[PATCH] memcg: fix livelock at oom.

From: KAMEZAWA Hiroyuki
Date: Wed Jul 13 2011 - 22:36:50 EST


867578cb "memcg: fix oom kill behavior" introduced oom_lock counter
which is incremented by mem_cgroup_oom_lock when we are about to handle
memcg OOM situation. mem_cgroup_handle_oom falls back to a sleep if
oom_lock > 1 to prevent from multiple oom kills at the same time.
The counter is then decremented by mem_cgroup_oom_unlock called from the
same function.

This works correctly but it can lead to serious starvations when we
have many processes triggering OOM.

example.

Make a hierarchy of memcg, which has 300MB memory+swap limit.

%cgcreate -g memory:A
%cgset -r memory.use_hierarchy=1 A
%cgset -r memory.limit_in_bytes=300M A
%cgset -r memory.memsw.limit_in_bytes=300M A
%cgcreate -g memory:A/B
%cgcreate -g memory:A/C
%cgcreate -g memory:A/B/X
%cgcreate -g memory:A/B/Y

Then, running folloing program under A/B/X.
%cgexec -g memory:A/B/X ./fork
==
int main(int argc, char *argv[])
{
int i;
int status;

for (i = 0; i < 5000; i++) {
if (fork() == 0) {
char *c;
c = malloc(1024*1024);
memset(c, 0, 1024*1024);
sleep(20);
fprintf(stderr, "[%d]\n", i);
exit(0);
}
printf("%d\n", i);
waitpid(-1, &status, WNOHANG);
}
while (1) {
int ret;
ret = waitpid(-1, &status, WNOHANG);

if (ret == -1)
break;
if (!ret)
sleep(1);
}
return 0;
}
==

This forks a process and the child malloc(1M).
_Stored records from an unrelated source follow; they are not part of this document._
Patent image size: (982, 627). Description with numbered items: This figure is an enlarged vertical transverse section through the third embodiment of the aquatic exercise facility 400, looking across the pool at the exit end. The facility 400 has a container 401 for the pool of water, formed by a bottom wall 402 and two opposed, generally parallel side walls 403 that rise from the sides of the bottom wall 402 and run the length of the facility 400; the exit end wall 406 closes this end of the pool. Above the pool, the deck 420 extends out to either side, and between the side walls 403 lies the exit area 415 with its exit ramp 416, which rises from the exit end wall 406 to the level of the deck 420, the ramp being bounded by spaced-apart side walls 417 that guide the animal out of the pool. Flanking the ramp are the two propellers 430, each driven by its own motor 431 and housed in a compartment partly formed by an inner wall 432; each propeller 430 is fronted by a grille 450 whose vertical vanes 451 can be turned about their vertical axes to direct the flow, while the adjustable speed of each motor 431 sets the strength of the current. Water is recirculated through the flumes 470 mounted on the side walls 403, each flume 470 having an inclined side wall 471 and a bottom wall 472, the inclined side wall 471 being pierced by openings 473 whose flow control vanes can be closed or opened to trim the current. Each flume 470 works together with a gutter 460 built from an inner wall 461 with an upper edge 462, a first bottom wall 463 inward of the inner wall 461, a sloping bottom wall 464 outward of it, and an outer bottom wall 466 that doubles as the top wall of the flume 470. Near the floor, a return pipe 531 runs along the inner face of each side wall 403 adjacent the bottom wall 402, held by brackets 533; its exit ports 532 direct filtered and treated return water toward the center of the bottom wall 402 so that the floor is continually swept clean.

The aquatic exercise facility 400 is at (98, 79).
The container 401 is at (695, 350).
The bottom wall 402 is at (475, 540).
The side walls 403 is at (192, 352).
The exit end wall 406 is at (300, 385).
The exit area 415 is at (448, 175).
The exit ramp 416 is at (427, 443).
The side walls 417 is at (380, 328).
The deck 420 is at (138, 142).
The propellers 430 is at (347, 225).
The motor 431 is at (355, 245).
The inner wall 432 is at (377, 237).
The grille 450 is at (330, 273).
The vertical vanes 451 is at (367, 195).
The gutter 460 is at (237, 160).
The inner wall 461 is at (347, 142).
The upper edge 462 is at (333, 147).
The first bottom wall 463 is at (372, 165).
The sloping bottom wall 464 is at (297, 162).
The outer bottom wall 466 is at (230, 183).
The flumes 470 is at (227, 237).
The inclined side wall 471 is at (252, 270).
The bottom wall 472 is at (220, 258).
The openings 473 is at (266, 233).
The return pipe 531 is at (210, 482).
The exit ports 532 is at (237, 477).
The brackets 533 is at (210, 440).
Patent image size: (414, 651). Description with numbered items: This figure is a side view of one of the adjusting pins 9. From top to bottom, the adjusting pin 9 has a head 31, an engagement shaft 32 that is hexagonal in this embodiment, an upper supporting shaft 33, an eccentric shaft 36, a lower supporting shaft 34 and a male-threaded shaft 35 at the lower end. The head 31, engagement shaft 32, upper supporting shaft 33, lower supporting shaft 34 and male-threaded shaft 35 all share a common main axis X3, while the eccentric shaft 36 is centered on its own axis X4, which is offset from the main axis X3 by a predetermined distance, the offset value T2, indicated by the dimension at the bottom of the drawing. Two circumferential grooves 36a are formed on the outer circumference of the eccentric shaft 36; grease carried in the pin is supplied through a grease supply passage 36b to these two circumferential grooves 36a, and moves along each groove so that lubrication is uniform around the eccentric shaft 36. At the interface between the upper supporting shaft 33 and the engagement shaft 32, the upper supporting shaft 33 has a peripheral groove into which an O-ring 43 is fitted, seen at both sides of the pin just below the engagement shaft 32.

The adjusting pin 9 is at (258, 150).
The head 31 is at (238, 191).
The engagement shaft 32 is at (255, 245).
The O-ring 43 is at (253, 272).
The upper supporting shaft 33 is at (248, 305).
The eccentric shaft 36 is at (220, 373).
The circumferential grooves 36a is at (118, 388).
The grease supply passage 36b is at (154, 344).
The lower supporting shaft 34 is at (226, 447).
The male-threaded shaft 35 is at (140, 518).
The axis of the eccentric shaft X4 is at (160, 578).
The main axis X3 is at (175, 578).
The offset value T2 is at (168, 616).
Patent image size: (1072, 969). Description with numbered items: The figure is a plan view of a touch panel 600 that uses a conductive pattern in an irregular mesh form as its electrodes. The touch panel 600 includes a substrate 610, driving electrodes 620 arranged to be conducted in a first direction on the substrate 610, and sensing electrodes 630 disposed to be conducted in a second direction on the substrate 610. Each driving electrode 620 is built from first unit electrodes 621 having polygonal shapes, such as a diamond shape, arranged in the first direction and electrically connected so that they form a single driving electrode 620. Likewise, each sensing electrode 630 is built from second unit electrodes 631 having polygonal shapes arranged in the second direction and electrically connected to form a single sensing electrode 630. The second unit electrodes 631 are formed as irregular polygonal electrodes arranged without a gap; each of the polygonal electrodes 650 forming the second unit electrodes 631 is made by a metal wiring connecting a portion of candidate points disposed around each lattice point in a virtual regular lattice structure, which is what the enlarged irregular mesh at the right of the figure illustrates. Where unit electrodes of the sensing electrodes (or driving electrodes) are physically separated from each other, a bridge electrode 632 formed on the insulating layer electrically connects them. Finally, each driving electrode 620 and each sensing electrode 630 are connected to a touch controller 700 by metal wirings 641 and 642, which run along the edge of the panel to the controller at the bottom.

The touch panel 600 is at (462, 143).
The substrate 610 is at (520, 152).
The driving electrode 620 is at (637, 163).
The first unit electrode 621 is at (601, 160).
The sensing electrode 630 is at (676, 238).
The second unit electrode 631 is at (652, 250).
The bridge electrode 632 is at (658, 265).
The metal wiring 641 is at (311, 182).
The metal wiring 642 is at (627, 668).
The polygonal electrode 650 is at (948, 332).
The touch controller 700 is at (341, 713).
Then, after forking 300
childrens, the memcg goes int OOM. Expected behavior is oom-killer
will kill process and make progress. But, 300 children will try to get
oom_lock and oom kill...and the program seems not to make progress.

The reason is that memcg invokes OOM-Kill when the counter oom_lock is 0.
But if many process runs, it never goes down to 0 because it's incremanted
before all processes quits sleep by previous oom-lock, which decremetns
oom_lock.

This patch fixes the behavior. This patch makes the oom-hierarchy should
have only one lock value 1/0. For example, in following hierarchy,

A
/
B
/ \
C D

When C goes into OOM because of limit by B, set B->oom_lock=1
After that, when A goes into OOM because of limit by A,
clear B->oom_lock as 0 and set A->oom_lock=1.

At unlocking, the ancestor which has ()->oom_lock=1 will be cleared.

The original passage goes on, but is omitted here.